Three times, when the Nazis searched for Jews inside the houses on Oud Heinstraat, Sonja and the three adults had to crawl backward into a hiding place behind one of the headboards in the girls’ room. The opening, about 3 1/2 feet by 3 1/2 feet, resembled a hollowed-out rain gutter, Sonja said. Each time they remained in the dark hole, with little air circulation, for several hours. Sonja sat silently on Aunt Catoetje’s lap.

A Christian couple next door, Joop and Lena Keijzer, also were active in the Dutch resistance. Several times Joop came to the Heidels’ house at night, hoisted Sonja on his shoulders and walked along the canal behind the houses. “I was amazed to be outside in the fresh air,” she said.

Shortly before the war ended, in May 1945, Sonja’s parents came for her. She was almost 6 and had spent two and a half years in hiding.

The Blits family, including Sonja’s father’s parents, returned to their house in Amsterdam, where they learned that Sonja’s mother’s parents and two brothers had perished in Bergen-Belsen and Auschwitz. Her mother never talked about it and never cried, even when friends gathered in the garden and sobbed. “It was sad times,” Sonja said.

Sonja’s mother, despite being in bad physical shape, gave birth to Sonja’s sister Grace in 1946. But Grace was always troubled, and Sonja was never close to her, or to their mother. “Moe Heidel was a better mother to me than my mother ever was,” Sonja said.

It was Sonja’s father, who was gregarious and always hugging, Sonja said, on whom the light shone. On Sunday mornings, he took her to Amsterdam’s Vondelpark, where they talked and where, later, he told her stories about the war.

Finally Sonja’s family, including her father’s parents, was permitted to immigrate to the United States, arriving in Los Angeles on Oct. 26, 1949.

A week later, her father enrolled her at Roosevelt Elementary School in Santa Monica. It was a hard adjustment, but a girl soon befriended her, staying after school and teaching her 10 English words each day.

Sonja graduated from Santa Monica High School and attended Santa Monica City College. Then, on May 10, 1958, she married Larry Faber and together they had three daughters: Deborah, born in 1959; Michele, in 1963; and Lisa, in 1965.

Sonja said she has always felt like a survivor. In 1964, she was in a serious car accident, which led to two unsuccessful back surgeries. She was told, erroneously, she would never walk again.

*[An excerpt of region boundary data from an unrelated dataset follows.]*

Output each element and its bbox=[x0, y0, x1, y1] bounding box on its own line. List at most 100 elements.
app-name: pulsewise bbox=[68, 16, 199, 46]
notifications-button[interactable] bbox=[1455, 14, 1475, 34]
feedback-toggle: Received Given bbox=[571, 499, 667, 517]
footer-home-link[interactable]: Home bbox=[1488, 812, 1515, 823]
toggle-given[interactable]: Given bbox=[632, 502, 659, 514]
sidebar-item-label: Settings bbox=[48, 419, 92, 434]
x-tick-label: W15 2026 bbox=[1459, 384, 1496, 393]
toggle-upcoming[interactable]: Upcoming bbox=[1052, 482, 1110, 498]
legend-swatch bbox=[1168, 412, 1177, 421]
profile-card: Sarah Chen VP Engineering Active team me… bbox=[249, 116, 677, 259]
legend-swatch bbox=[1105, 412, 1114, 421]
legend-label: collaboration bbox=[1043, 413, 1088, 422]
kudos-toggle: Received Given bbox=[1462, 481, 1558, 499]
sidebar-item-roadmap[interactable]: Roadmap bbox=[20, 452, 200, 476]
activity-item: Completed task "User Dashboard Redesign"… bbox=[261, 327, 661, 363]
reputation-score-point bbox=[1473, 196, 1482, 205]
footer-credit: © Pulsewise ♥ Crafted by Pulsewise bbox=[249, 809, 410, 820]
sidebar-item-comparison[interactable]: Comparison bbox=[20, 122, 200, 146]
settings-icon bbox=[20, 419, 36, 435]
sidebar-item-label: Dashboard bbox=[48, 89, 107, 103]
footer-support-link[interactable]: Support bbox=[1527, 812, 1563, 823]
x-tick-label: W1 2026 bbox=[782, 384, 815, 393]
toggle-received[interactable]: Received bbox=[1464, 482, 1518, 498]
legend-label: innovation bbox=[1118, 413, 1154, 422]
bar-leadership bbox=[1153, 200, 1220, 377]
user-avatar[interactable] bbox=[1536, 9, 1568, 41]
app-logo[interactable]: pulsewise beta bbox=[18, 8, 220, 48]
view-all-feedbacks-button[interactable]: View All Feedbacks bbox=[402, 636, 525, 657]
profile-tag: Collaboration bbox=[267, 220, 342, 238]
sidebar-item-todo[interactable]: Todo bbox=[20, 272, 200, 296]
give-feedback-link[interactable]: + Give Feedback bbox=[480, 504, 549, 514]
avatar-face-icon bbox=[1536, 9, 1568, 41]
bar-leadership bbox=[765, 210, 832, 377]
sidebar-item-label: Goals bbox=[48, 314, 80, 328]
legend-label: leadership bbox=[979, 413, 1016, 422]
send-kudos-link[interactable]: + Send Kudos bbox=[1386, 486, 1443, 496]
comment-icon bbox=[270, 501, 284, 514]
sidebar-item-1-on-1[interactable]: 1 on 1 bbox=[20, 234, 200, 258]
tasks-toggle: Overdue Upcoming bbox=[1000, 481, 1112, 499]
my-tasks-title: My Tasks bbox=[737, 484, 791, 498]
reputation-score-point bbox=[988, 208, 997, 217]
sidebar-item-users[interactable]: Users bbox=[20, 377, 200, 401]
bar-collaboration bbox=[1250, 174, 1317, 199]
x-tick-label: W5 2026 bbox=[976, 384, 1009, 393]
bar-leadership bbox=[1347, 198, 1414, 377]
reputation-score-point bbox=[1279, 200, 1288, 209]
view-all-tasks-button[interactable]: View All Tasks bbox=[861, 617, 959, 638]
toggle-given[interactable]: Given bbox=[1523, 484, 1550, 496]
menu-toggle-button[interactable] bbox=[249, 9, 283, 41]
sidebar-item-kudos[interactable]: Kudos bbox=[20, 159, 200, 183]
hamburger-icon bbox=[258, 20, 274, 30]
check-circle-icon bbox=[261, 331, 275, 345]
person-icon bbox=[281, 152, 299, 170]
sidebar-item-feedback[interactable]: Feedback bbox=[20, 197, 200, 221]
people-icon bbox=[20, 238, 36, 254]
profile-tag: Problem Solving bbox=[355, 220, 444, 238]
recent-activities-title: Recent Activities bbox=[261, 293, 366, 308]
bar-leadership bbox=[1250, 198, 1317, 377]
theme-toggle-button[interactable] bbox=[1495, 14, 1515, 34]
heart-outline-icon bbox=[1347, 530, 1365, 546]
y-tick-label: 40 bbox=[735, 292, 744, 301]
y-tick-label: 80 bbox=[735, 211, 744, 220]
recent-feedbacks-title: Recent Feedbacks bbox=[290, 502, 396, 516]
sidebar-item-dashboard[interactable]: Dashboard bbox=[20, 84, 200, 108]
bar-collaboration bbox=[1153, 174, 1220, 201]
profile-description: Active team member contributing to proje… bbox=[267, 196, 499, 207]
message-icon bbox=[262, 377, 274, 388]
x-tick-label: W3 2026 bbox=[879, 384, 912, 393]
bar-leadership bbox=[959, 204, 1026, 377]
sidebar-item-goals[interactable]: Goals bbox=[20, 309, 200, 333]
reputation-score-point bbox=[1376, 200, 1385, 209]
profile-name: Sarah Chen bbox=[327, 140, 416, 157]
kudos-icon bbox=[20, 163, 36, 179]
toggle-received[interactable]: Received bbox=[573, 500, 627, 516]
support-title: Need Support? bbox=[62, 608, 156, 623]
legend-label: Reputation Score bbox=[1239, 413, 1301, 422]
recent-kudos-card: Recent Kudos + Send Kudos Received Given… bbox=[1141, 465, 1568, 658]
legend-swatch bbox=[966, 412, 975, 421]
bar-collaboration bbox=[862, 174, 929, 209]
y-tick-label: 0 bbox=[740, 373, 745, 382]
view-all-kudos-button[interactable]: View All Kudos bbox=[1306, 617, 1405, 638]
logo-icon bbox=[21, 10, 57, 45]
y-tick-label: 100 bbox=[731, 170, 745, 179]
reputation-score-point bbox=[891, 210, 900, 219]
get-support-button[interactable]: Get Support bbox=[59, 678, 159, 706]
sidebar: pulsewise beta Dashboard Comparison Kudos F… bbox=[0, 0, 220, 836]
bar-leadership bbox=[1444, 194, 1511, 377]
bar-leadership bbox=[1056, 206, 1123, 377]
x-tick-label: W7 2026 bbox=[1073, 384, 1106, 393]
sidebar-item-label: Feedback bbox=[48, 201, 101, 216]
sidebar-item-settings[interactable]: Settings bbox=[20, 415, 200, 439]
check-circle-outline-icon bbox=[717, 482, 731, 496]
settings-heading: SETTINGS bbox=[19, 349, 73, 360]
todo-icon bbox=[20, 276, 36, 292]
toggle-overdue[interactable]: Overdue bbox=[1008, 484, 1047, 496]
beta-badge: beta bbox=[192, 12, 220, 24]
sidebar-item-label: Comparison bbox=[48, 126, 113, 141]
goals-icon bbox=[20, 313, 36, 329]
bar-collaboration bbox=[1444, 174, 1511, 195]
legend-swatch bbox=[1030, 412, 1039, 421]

In 1965, she enrolled at West Valley Occupational Center, where she learned medical office skills. She worked for several doctors, retiring in 2005.

Sonja also survived what she described as “a difficult divorce” in 1983, as well as two bouts of cancer, in 1986 and 1996.

Grace, Sonja’s sister, died at age 46, in 1992, of complications from multiple sclerosis. Their father died in 1989, their mother in 1994.

In May 2000, Sonja traveled to Holland to witness Moe Heidel being recognized as one of the Righteous Among the Nations. She also visited the house on Oud Heinstraat, where subsequent owners have preserved and continued to honor the hiding place.

While Sonja has always suffered a deep sense of abandonment, today she values her 24-year marriage to her second husband, Leon Telias. She also enjoys spending time with her three daughters, their husbands and her nine grandchildren.

“There are good people in the world who make the best of everything,” Sonja said.